When a Senior Editor at Random House, Roberta Ivers, contacted me the day after this program was televised, I was left overwhelmed and speechless. Here was my chance to take this chronicle even further and ensure that the nurses would leave a lasting contribution to the historical record, ensuring that future generations also learn about the experiences and contributions of some unknown, yet important, Australians. Not only that, I was fulfilling a promise made to the nurses who had invited me into their homes and shared their memories of their time in the Australian military hospital in Vung Tau during the Vietnam War. I truly believe that this was the least that I could do for these women. As a researcher, I know that it is not very often that we can make our research meaningful for those who participated in the process. To be able to do this was for me the epitome of success.

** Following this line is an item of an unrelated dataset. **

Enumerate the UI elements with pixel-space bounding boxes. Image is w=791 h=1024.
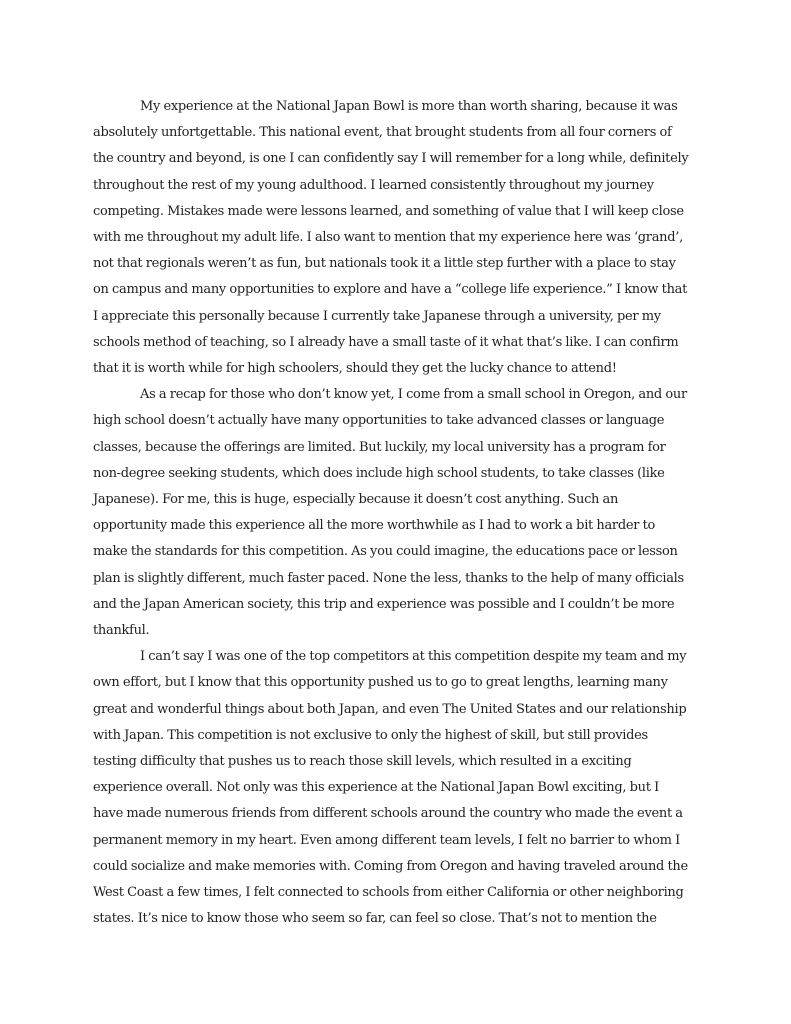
paragraph-2: As a recap for those who don’t know yet, I come from a small school in Oregon, and our high school doesn’t actually have many opportunities to take advanced classes or language classes, because the offerings are limited. But luckily, my local university has a program for non-degree seeking students, which does include high school students, to take classes (like Japanese). For me, this is huge, especially because it doesn’t cost anything. Such an opportunity made this experience all the more worthwhile as I had to work a bit harder to make the standards for this competition. As you could imagine, the educations pace or lesson plan is slightly different, much faster paced. None the less, thanks to the help of many officials and the Japan American society, this trip and experience was possible and I couldn’t be more thankful. — [93, 387, 687, 639]
paragraph-1: My experience at the National Japan Bowl is more than worth sharing, because it was absolutely unfortgettable. This national event, that brought students from all four corners of the country and beyond, is one I can confidently say I will remember for a long while, definitely throughout the rest of my young adulthood. I learned consistently throughout my journey competing. Mistakes made were lessons learned, and something of value that I will keep close with me throughout my adult life. I also want to mention that my experience here was ‘grand’, not that regionals weren’t as fun, but nationals took it a little step further with a place to stay on campus and many opportunities to explore and have a “college life experience.” I know that I appreciate this personally because I currently take Japanese through a university, per my schools method of teaching, so I already have a small taste of it what that’s like. I can confirm that it is worth while for high schoolers, should they get the lucky chance to attend! — [93, 99, 689, 377]
paragraph-3: I can’t say I was one of the top competitors at this competition despite my team and my own effort, but I know that this opportunity pushed us to go to great lengths, learning many great and wonderful things about both Japan, and even The United States and our relationship with Japan. This competition is not exclusive to only the highest of skill, but still provides testing difficulty that pushes us to reach those skill levels, which resulted in a exciting experience overall. Not only was this experience at the National Japan Bowl exciting, but I have made numerous friends from different schools around the country who made the event a permanent memory in my heart. Even among different team levels, I felt no barrier to whom I could socialize and make memories with. Coming from Oregon and having traveled around the West Coast a few times, I felt connected to schools from either California or other neighboring states. It’s nice to know those who seem so far, can feel so close. That’s not to mention the — [93, 649, 688, 927]
essay-body — [93, 94, 691, 933]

I remember one of the nurses commented to me when we first met that she was surprised that anyone would be interested in her story. To her, what she did in Vietnam was simply what she had been asked to do as a nurse, and nursing is often an invisible job. Yet to those for whom the nurses in Vietnam cared, they were far from invisible. To the patients, these women provided comfort, support, hope, and a gentle reminder of home. Through their caring actions, these women brought a touch of love and humanity into the harsh and often frightening world of war. Ask any soldier who has been cared for by a nurse in war how important she was to him he will tell you very quickly how special the nurses were, how important their kind words, wide smiles, gentle hands and womanly presence were. Many will tell you how, if it had not been for the nurses, they would not have had the courage to continue their painful fight to return to health. Some will tell you how they fell deeply in love with the angels who stood by their bedside and held their hand while the war continued on around them. But all will tell you that what the nurses do in a war zone is vital and that they are all undervalued. The stories of nurses and nursing work in war are important, and people do indeed want to know more about what it was like for nurses in wars, if only to begin to understand the experience from their perspective. The stories of nurses in the Vietnam War are no exception.